SMEK1 Il plasmide Double Nickase (h) consiste in una coppia di plasmidi ingegnerizzati per l'editing ad alta specificità del locus PPP4R3A nelle linee cellulari human. Ciascun plasmide esprime una nickasi Cas9 D10A e un sgRNA distinto che prende di mira filamenti di DNA opposti all'interno di PPP4R3A. Quando indirizzate verso siti adiacenti su filamenti di DNA opposti, le due nickasi generano tagli a filamento singolo sfalsati che insieme producono una rottura a doppio filamento sfalsata, richiedendo un'attività coordinata sul bersaglio da entrambe le guide. La rottura del DNA risultante viene risolta da vie di riparazione cellulare endogene, più comunemente attraverso la giunzione non omologa delle estremità (NHEJ), portando a inserzioni o delezioni che interrompono la funzione di PPP4R3A. Richiedendo il coinvolgimento di due sgRNA nel locus bersaglio, l'approccio a doppia nickasi migliora la specificità dell'editing e fornisce una strategia CRISPR complementare per applicazioni in cui è desiderato un controllo aggiuntivo sulla precisione del targeting.

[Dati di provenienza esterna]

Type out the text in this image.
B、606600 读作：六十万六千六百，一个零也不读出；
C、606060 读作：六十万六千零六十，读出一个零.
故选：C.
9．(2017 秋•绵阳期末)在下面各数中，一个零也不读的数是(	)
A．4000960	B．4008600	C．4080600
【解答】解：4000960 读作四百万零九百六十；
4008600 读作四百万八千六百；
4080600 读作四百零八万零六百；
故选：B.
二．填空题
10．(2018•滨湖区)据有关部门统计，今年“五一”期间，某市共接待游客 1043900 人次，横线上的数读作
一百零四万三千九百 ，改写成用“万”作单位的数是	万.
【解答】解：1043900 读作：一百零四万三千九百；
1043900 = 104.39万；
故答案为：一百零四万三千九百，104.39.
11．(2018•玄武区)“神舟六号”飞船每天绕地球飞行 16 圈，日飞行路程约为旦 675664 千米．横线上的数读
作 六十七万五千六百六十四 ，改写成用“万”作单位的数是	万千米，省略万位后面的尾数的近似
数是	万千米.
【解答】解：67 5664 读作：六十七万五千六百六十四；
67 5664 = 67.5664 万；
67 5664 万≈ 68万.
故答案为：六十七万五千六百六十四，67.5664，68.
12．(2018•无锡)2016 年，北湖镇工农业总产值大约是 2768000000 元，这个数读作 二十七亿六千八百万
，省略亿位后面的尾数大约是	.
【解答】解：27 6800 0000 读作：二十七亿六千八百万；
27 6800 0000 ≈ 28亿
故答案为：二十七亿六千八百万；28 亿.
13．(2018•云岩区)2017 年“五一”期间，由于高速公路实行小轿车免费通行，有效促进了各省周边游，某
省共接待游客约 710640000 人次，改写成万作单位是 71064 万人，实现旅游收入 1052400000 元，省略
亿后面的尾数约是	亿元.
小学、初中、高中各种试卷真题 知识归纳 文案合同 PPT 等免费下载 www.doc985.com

Per supportare l'identificazione efficiente delle cellule modificate, un plasmide codifica la GFP per la visualizzazione fluorescente delle popolazioni trasfettate, mentre il plasmide di accompagnamento porta un gene di resistenza alla puromicina per la selezione antibiotica. Insieme, queste caratteristiche supportano l'arricchimento efficiente delle popolazioni co-trasfettate e semplificano la convalida dei cloni con PPP4R3A interrotto.
Solo per uso di ricerca. Non destinato a uso diagnostico o terapeutico.